Let's suppose that SearchBlox decides to migrate to a cloud-based platform, where each of the SearchBlox's customers (tenants) can manage their organization's information and settings, without having to host the software application on their own servers. As explained earlier, this is known as a multi-tenant software architecture. Suppose that the CSRF vulnerability is also present in the new multi-tenant application, and it can be exploited in the exact same way (the CSRF can be triggered on a user with administrative privileges, leading to the full compromise of the user's organization).

  • Should both vulnerabilities have the same CVSS score?

From my point of view, both vulnerabilities should have the same CVSS score, since both vulnerabilities are essentially the same. The only difference is the underlying software architecture (single-tenant vs multi-tenant) where the vulnerability takes place.

  • How should we calculate the CVSS score in this new scenario?

CVSS3 (and CVSS4) specs do not give any specific guideline when scoring vulnerabilities in multi-tenant software architectures, even though multi-tenant architectures are very common nowadays. Since in multi-tenant architectures there is only a single instance of the software, it might be reasonable to think that the vulnerable component is the server running the multi-tenant software. However, I think that this definition of vulnerable component for multi-tenant architectures is problematic, because it leads to -apparently- contradictory scores. For example, if we re-calculate the CVSS score of the CSRF vulnerability after migrating from single-tenant to a multi-tenant architecture, we will get a much lower CVSS score:

CVSS v3.1 Base Score: 6.3

Metric Value Comments
Attack Vector Network A victim must access a vulnerable system via the network.
Attack Complexity Low Sending a link to the victim does not require significant reconnaissance.
Privileges Required None The attacker does not need any permissions to perform this attack, the attacker lets the victim perform the action on the attacker’s behalf.
User Interaction Required The victim must click a specially crafted link provided by the attacker.
Scope Unchanged The vulnerable component is SearchBlox. The impacted component is also SearchBlox as the actions only affect the SearchBlox configuration.
Confidentiality Low The attacker can view all confidential information of a single organization/tenant.
Integrity Low The attacker can modify all information and settings of a single organization/tenant.
Availability Low Loss of availability is limited to a single organization/tenant.

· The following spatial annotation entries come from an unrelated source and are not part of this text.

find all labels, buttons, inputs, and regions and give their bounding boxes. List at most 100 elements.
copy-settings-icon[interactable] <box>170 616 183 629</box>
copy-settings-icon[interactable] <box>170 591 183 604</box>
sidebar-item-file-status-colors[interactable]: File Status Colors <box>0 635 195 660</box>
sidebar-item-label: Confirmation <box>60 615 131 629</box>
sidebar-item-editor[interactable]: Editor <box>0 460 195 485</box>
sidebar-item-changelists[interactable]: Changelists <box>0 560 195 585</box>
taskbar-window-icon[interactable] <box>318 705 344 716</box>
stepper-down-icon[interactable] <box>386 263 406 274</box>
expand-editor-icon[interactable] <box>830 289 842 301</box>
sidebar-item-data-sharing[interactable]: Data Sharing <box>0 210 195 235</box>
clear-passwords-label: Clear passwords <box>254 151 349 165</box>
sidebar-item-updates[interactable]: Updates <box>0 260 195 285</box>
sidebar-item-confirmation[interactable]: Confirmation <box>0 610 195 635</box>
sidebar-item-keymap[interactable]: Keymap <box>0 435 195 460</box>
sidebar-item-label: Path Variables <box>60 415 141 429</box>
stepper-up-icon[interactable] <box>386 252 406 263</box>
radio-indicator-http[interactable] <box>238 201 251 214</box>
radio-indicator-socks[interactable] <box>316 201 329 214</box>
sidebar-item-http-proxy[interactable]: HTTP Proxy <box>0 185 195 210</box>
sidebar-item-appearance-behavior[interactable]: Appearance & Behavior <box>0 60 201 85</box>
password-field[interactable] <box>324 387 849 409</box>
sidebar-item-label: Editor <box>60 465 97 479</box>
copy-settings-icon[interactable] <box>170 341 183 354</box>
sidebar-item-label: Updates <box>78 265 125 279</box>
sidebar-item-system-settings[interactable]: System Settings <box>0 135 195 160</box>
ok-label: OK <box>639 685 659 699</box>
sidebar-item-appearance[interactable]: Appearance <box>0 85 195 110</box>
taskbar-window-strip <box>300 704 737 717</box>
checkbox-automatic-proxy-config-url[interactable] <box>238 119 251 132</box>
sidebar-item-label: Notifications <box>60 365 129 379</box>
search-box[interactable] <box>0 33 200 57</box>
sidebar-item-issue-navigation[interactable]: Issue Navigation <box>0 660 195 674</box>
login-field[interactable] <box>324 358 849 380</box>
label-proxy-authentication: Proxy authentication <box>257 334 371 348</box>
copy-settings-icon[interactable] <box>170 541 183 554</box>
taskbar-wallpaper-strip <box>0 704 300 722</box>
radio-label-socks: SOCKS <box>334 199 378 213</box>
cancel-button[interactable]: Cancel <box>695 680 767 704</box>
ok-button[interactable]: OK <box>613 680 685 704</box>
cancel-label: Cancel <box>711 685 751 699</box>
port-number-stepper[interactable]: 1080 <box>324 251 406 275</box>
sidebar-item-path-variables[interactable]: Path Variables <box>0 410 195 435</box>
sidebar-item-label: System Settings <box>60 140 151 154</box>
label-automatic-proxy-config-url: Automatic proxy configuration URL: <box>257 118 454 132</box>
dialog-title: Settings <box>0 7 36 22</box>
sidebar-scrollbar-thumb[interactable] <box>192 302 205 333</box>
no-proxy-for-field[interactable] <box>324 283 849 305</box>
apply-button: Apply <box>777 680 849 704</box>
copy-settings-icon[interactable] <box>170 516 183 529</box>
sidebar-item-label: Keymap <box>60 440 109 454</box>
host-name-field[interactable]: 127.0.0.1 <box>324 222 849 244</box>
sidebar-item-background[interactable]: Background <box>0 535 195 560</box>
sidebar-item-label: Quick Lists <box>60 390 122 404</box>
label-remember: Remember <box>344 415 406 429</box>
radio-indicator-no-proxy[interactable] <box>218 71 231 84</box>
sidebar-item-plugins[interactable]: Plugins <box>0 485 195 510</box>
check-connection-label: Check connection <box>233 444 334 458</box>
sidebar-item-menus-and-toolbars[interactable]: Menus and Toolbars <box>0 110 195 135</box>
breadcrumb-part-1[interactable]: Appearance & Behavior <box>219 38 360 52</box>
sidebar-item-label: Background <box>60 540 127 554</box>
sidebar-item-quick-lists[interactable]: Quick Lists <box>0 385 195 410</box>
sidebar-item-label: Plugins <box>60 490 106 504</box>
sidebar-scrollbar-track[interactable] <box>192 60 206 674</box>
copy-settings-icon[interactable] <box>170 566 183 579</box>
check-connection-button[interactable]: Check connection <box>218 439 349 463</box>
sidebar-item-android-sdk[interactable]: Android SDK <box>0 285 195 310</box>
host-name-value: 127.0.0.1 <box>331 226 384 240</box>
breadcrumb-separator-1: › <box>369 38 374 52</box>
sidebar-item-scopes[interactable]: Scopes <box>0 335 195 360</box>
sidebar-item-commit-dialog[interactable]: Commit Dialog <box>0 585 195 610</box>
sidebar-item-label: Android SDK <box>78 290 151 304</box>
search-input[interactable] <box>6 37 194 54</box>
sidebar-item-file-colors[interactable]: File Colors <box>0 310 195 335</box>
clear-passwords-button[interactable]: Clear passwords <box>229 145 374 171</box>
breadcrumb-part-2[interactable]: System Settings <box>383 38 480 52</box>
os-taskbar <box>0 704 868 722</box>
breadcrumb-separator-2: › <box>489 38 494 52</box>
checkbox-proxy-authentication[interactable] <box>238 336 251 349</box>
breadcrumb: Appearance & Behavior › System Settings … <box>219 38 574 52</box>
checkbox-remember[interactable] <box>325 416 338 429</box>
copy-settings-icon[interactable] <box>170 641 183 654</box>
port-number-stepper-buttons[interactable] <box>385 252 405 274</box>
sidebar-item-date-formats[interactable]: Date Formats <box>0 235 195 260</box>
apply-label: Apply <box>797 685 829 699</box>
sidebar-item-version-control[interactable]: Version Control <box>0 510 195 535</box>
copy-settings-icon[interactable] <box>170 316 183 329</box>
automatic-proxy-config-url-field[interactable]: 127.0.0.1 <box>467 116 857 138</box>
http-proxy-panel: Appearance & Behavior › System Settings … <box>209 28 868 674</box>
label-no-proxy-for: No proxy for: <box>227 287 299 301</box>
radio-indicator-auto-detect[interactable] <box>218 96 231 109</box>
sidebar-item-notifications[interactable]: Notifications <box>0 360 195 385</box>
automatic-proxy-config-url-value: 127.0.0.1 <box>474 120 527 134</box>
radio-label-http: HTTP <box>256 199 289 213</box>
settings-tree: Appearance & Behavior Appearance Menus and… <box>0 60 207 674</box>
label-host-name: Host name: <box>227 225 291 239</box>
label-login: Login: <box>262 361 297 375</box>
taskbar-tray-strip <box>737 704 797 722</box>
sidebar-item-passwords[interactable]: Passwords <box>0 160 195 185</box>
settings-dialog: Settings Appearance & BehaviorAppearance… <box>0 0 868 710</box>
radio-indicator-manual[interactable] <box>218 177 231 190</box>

Since the vulnerable component is now a huge multi-tenant application containing the data of thousands of tenants, the relative impact of the CSRF attack has decreased substantially compared to the single-tenant version. This results in a much lower CVSS score. As I said earlier, this seems contradictory to me, since both vulnerabilities should have the same score regardless of the underlying architecture (single-tenant or multi-tenant).